Indeed, Phipps says, the triathlon competitors make the sport a very social one. This may seem a bit odd for an activity that, on its surface, seems to depend entirely on the individual’s stamina and endurance. But competitors feed off each other’s enthusiasm.

“We have a very good brotherhood of triathletes here in Omaha,” she says. “And I am fortunate enough to know a lot of younger ones and more mature ones.”

Beisch, who is also a decorated triathlete, estimates that about 15 percent of the participants in the field at the events are aged 50 or older, and some of them are some of the most accomplished athletes in the country.

“[They] make me look like a grade-school triathlete compared to the achievements they’ve had in the course of their lifetime,” he says.

Older competitors, he says, have an advantage in qualifying because there are fewer of them, so there’s less competition.

But more so than the competition, Beisch says, triathletes experience a great sense of accomplishment and that “coming across that finish line is an event.

“You have covered a lot of ground, you have pushed yourself in different ways and you have competed in three events,” he says.

Phipps has worked for Nebraska Furniture Mart for the last 39 years, and the company has been very flexible with her hours to allow her maximum training time.

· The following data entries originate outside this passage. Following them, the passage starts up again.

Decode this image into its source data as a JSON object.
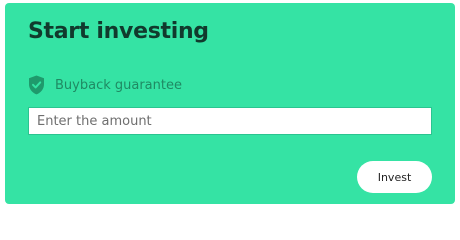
{
  "card": {
    "title": "Start investing",
    "guarantee": {
      "icon": "shield-check-icon",
      "label": "Buyback guarantee"
    },
    "amount_input": {
      "value": "",
      "placeholder": "Enter the amount"
    },
    "invest_button": {
      "label": "Invest"
    }
  },
  "colors": {
    "card_background": "#35e3a4",
    "title": "#113a2d",
    "guarantee_text": "#1f8a63",
    "button_background": "#ffffff"
  }
}
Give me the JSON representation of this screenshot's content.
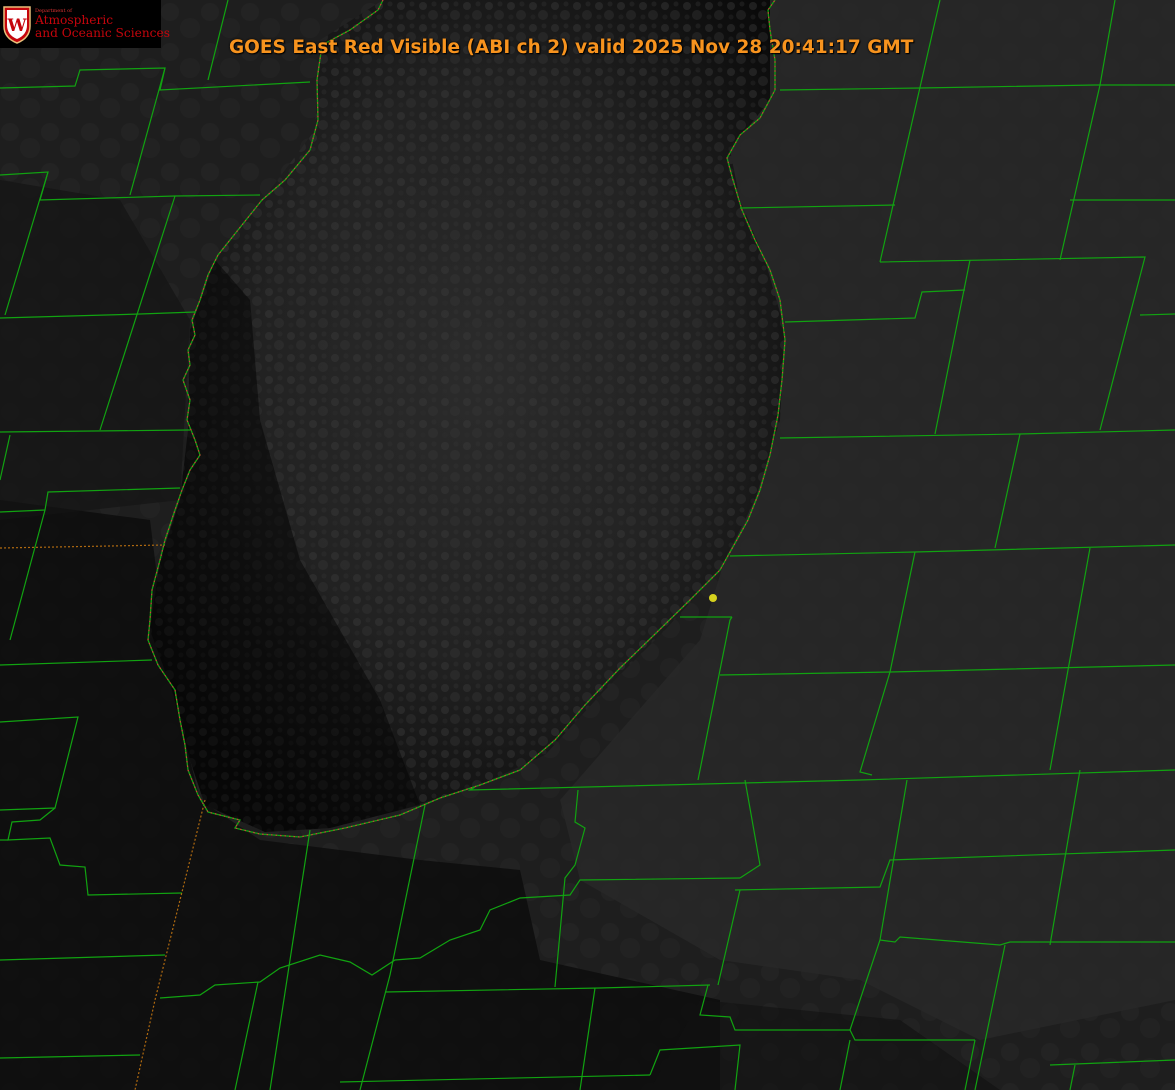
{
  "header": {
    "title": "GOES East Red Visible (ABI ch 2) valid 2025 Nov 28 20:41:17 GMT"
  },
  "logo": {
    "dept": "Department of",
    "line1": "Atmospheric",
    "line2": "and Oceanic Sciences",
    "crest_letter": "W"
  },
  "map": {
    "image_type": "satellite visible imagery",
    "colors": {
      "county_lines": "#11a311",
      "state_line": "#b06a10",
      "lake_outline": "#d23a3a",
      "marker": "#d6d21e",
      "title": "#f7931e"
    },
    "marker": {
      "icon": "location-dot"
    }
  }
}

When getting ready for a triathlon, her weekly schedule involves two swims, two bike rides, and two runs. She trains 10-20 hours a week for an Ironman and may bike up to six hours a day (though shorter triathlons don’t require as much training time).

She gives the impression of someone who really knows her stuff. In spite of the many jokes she makes about her age, there’s a quickness and vitality to her manner.

She’s also, it seems, just about unstoppable. She has a plate and several screws in each arm and a visible scar running down from her wrist. Before one event she broke her foot and couldn’t take painkillers because painkillers can cause kidney damage. She competed anyway.

This year, she plans on competing in the Boston Marathon for the sixth year in a row. In 2013, she was having a great race and was approximately four blocks from the finish line when the race was stopped and she was escorted to safety.

Later, she saw the local Boston media’s coverage of the bombing from her hotel room. “It was grotesque. Just blood everywhere. Obviously, people crying and moaning. It was just horrible.”

However, there wasn’t any hesitation about returning the next year.

“It wasn’t even a question about going back,” she says. “We weren’t about to let the enemy stop our dreams.”

So what keeps her going? Part of it, Phipps says, is that you compete against yourself.

“You can’t compare yourself to what you were 10 years ago, 20 years ago, 30 years ago,” she says. “Every time you enter a new age group you have to think it’s almost like a whole new ballgame.

“Luckily, they have age groups every five years. You think of yourself as trying to stay as fast as you can in that age group, and it’s the one thing that you look forward to getting older…because let’s face it, getting older is not fun. But, when you do go over that next hump, into the next age group, then you realize it’s a whole new set of personal records for your age. That helps a lot.”